Se poi, come è successo anche sabato, alcuni giovani giocano due partite in tre ore, scendendo in campo alle 14.00 con la U23 in LNB e alle 17.00 con la prima squadra in LNA, le cose assumono contorni surreali: «In Svizzera questo è permesso, ma la ritengo una cosa abbastanza pericolosa», spiega Montini. «Giocare due partite nello stesso giorno, a livello di concentrazione e di fatica, mette i ragazzi nelle condizioni di subire infortuni».

Attitudine remissiva

Se a Lugano era stato messo in conto l’ennesimo campionato sofferto, a Massagno – dove fino a pochi mesi fa si contendevano titoli e coppe all’Olympic – il discorso è diverso. La squadra è stata parecchio ridimensionata (ci sono due svizzeri d’esperienza in meno e tre soli stranieri, con il «rookie» Morgan in evidente difficoltà), ma l’umiliante sconfitta casalinga con il Nyon (68-91), seguita dall’imbarcata a Friburgo (107-76), lasciano comunque perplessi. Un conto è perdere, un altro è rimediare brutte figure. Finire K.O. con l’Olympic, che gioca un campionato tutto suo e che ha vinto di 21 anche a Ginevra, è normale. Soprattutto in assenza di Dusan Mladjan ed Eric Koludrovic e quindi con sei soli titolari. Ma farlo senza difendere, subendo 107 punti (30 nel primo quarto) e concedendone 66 nel «pitturato» (il Friburgo ha chiuso con 37 su 43 da 2, pari all’86%!), deve far riflettere. Se ai limiti strutturali della squadra (per correggere il tiro alla voce «stranieri» servono tanti soldi...) va ad aggiungersi un’attitudine remissiva, allora sono guai. Mercoledì a Basilea, negli ottavi di Coppa Svizzera, la SAM è chiamata a dare delle risposte.
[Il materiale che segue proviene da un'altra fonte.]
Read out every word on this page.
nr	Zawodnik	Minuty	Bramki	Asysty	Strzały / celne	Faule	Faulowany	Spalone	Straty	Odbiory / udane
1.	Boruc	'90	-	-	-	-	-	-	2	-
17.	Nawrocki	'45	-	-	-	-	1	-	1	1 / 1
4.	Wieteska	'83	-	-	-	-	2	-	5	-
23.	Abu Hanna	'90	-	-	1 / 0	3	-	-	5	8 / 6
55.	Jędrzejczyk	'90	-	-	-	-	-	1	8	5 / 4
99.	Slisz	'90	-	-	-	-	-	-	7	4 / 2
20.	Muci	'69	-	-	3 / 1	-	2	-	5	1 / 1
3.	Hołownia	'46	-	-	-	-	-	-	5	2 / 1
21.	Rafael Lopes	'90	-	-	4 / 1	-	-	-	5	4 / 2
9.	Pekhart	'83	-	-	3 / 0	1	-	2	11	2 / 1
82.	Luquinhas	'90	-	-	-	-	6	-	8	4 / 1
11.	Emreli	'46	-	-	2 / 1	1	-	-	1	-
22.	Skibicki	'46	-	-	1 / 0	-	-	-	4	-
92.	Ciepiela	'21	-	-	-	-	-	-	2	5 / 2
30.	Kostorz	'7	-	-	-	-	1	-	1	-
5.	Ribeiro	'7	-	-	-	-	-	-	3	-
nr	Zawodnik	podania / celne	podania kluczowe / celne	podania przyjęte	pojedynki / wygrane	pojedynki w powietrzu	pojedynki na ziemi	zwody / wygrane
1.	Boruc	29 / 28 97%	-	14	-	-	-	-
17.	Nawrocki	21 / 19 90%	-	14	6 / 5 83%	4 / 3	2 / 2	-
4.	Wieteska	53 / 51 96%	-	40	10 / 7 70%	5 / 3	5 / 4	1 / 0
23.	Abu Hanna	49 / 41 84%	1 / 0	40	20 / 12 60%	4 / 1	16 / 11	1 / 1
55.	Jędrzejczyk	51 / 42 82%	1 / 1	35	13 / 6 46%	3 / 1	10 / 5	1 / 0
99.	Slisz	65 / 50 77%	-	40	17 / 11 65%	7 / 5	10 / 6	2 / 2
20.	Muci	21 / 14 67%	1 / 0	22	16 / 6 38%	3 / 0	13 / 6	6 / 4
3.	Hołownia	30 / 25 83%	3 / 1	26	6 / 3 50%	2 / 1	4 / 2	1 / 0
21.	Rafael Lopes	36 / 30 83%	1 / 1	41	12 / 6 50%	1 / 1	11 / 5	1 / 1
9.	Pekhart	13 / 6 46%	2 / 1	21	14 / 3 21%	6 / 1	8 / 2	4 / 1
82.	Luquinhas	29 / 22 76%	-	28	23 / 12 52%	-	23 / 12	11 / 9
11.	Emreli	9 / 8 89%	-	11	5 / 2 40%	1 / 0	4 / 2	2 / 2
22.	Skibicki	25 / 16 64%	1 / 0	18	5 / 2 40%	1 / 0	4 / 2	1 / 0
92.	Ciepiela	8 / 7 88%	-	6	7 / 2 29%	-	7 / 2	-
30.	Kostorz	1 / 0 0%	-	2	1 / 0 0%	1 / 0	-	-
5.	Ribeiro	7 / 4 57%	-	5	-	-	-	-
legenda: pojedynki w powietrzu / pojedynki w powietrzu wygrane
L’eterno tema della fusione

Con il primo derby all’orizzonte (sabato), torna d’attualità il tema della fusione: hanno senso due squadre di bassa classifica? Ospiti della RSI, i presidenti Regazzi e Cedraschi non hanno chiuso la porta. Ma nemmeno l’hanno aperta, parlando di problemi più complessi e strutturali e di una rivalità che in fondo mette un po’ di pepe. A mancare è il sale.